Berdasarkan data yang dihimpun beberapa awak media pada Kamis (09/06/2026) dari sumber yang enggan disebutkan namanya menyampaikan, selama ini sejumlah kejanggalan dalam penyusunan RKAS untuk pengajuan Dana BOSP dan maupun penggunaan dana BOSP diantaranya, dugaan tidak terealisasinya pengadaan sarana seperti buku dan laptop, minimnya pemeliharaan lingkungan sekolah, serta indikasi praktik mark-up pada beberapa pos anggaran.
Rincian dana BOS yang diterima sekolah tersebut menunjukkan adanya beberapa tahap pencairan:
Pada tahun 2023,
Tahap I Rp771.190.000
Tahap II Rp771.190.000
Pada tahun 2024
Tahap I Rp782. 460.000
Tahap II Rp782.460.000
Pada tahun 2025
Tahap I Rp703.570.000
Tahap II Rp703.570.000
Dengan akumulatif secara keseluruhan dari 2020-2025 mencapai angka yang sangat fantastis dengan besaran ditaksir Rp9.5 miliar.
Setiap alokasi dana BOSP terus berlanjut berbagai program pelaksanaan seperti pengembangan perpustakaan, asesmen pembelajaran, penyediaan alat multimedia, hingga praktik kerja industri.
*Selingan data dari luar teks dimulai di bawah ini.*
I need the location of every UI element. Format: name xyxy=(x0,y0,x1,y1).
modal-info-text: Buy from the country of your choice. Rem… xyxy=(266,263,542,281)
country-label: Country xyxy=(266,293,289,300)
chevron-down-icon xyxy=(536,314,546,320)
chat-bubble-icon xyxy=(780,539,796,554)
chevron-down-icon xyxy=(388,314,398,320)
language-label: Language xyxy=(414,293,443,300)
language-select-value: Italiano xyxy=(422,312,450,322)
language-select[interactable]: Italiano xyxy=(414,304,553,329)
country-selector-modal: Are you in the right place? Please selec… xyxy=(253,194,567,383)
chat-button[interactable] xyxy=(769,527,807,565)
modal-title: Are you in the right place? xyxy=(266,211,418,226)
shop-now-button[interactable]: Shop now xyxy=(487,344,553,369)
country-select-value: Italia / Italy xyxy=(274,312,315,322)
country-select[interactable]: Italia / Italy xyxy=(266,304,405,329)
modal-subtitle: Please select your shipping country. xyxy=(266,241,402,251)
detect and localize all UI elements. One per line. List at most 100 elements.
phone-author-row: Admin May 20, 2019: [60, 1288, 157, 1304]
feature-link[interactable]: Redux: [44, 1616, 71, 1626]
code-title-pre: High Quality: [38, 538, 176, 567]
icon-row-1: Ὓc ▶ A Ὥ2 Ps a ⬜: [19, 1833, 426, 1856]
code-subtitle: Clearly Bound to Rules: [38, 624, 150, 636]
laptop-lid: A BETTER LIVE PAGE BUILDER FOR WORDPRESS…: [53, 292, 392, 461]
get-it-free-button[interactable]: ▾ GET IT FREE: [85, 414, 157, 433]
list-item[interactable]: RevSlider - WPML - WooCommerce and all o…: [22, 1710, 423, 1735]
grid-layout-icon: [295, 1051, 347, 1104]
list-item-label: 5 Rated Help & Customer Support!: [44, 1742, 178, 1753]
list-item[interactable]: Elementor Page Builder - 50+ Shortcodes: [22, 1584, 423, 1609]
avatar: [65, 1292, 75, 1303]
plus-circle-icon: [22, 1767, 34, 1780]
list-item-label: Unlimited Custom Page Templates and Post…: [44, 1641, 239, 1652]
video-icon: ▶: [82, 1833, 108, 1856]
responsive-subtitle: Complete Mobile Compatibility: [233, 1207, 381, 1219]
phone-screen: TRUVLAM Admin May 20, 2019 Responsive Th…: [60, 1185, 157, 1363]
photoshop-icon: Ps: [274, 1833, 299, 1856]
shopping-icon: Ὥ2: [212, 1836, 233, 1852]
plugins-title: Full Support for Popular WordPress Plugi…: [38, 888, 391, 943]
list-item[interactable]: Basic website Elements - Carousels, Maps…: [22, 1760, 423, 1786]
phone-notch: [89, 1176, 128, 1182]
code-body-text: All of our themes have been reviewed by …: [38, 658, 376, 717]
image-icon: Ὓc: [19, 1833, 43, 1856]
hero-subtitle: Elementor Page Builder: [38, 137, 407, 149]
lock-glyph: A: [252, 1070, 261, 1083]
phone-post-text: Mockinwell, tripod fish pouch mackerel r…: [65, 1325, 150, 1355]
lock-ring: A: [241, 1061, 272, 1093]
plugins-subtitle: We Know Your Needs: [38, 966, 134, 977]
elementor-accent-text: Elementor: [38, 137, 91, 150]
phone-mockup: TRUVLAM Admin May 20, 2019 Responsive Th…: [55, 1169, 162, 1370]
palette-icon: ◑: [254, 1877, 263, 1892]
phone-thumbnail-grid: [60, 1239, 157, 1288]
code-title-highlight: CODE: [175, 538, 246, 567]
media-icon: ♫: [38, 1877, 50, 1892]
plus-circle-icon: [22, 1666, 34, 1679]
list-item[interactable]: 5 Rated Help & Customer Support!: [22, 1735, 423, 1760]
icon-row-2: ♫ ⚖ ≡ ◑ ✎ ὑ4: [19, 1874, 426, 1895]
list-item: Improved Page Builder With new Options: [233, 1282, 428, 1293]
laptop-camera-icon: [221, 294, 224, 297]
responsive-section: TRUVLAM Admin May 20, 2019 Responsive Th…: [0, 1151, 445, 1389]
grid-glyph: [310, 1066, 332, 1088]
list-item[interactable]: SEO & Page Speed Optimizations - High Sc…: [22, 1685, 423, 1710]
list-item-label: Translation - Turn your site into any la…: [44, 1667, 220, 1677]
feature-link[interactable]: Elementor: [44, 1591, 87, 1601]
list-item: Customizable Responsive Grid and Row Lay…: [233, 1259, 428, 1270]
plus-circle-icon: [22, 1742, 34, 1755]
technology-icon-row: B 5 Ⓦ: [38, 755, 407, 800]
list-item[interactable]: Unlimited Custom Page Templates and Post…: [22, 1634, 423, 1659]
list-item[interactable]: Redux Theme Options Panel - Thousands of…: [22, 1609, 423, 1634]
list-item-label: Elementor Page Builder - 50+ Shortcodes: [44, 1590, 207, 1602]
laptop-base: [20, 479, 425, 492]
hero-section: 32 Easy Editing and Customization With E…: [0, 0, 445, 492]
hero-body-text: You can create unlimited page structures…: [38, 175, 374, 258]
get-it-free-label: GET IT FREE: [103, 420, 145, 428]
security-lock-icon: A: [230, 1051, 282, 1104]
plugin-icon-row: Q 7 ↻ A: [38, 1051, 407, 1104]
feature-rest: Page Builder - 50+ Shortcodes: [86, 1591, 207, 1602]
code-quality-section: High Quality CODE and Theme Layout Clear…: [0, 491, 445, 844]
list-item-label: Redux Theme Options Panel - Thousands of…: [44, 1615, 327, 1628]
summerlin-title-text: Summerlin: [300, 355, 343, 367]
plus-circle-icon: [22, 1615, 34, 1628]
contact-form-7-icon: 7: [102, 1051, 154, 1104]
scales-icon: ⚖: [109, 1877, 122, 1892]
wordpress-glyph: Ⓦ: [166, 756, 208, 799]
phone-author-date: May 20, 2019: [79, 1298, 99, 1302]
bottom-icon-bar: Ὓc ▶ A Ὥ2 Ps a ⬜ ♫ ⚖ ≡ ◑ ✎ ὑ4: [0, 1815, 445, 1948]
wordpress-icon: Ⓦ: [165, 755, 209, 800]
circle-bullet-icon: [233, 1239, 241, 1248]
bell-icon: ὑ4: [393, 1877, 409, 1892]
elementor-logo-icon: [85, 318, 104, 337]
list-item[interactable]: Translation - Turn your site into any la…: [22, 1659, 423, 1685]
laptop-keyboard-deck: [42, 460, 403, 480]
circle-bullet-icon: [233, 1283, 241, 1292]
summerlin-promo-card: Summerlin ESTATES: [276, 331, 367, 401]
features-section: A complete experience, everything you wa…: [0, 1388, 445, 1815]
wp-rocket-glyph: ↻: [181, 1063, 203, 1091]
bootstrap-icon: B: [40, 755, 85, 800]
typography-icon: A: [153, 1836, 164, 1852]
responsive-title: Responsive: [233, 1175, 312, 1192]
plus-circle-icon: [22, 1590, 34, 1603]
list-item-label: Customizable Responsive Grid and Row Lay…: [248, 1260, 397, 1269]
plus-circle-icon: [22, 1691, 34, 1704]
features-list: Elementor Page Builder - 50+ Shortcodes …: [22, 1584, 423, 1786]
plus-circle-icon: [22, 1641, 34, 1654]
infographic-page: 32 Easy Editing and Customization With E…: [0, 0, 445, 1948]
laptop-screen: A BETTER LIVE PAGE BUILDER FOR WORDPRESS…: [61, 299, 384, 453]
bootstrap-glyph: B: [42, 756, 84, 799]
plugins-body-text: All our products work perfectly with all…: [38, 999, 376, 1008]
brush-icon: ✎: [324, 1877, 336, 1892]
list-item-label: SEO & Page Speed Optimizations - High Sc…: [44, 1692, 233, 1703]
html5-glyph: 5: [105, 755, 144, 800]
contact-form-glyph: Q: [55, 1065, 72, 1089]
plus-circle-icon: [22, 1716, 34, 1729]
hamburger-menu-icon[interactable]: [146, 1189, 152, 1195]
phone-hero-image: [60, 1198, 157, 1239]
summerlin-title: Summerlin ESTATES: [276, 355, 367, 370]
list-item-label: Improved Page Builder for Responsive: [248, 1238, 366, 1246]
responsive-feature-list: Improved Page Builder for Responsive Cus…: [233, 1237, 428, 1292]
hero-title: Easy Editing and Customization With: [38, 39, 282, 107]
Namun, berdasarkan informasi yang diperoleh, sejumlah program tersebut diduga tidak terlaksana secara optimal sebagaimana yang dilaporkan oknum kepala sekolah sebagai realisasi pertanggungjawabannya tiap tahunnya Kepada Negara.
Tindakan ini jelas melanggar Peraturan Menteri Pendidikan, Kebudayaan, Riset, dan Teknologi tentang Petunjuk Teknis Pengelolaan Dana BOSP, serta melanggar prinsip transparansi sebagaimana diatur dalam UU No. 20 Tahun 2003 tentang Sistem Pendidikan Nasional.
Lebih jauh, tindakan ini berpotensi melanggar Undang-Undang Nomor 31 Tahun 1999 junto Undang-Undang Nomor 20 Tahun 2001 tentang Pemberantasan Tindak Pidana Korupsi, mengingat adanya perbuatan melawan hukum yang merugikan keuangan negara.
Untuk menjaga keseimbangan pemberitaan, redaksi telah melakukan upaya konfirmasi kepada Kepala SMK Negeri 2 Panyabungan, EDI DARDI. Konfirmasi disampaikan melalui pesan WhatsApp pada kamis (11/06/2026) sekitar pukul 13.25 WIB.namun tidak terhubung hingga berita ini diterbitkan, yang bersangkutan belum memberikan tanggapan atau klarifikasi.
Atas temuan tersebut, Komisi Nasional LP-KPK Direktorat Tindak Pidana Korupsi Agustinus Zebua, berharap khususnya kepada Gubernur Sumatera Utara Boby Nasution sebagai pucuk pimpinan Pemerintah Provinsi Sumatera Utara melalui Dinas Pendidikan, dan Cabang Dinas Pendidikan Wilayah XI Dinas Pendidikan Provinsi Sumatera Utara yang berada di Padangsidimpuan segera melakukan evaluasi dan melakukan pemeriksaan menyeluruh. Langkah ini dinilai penting guna memastikan pengelolaan Dana BOSP berjalan transparan, akuntabel, dan tepat sasaran demi peningkatan kualitas pendidikan.
Sementara itu, Komisi Nasional LP-KPK Direktorat Tindak Pidana Korupsi serta tim investigasi menyampaikan kepada awak media akan menindaklanjuti dugaan ini melalui pengaduan masyarakat (dumas) ke Kejaksaan Tinggi Sumatera Utara, Ombudsman RI, Badan Pemeriksa Keuangan Negara dan Kemendikbud supaya penggunaan anggaran dapat dipertanggungjawabkan secara hukum serta memberikan kepastian dan keadilan bagi semua pihak.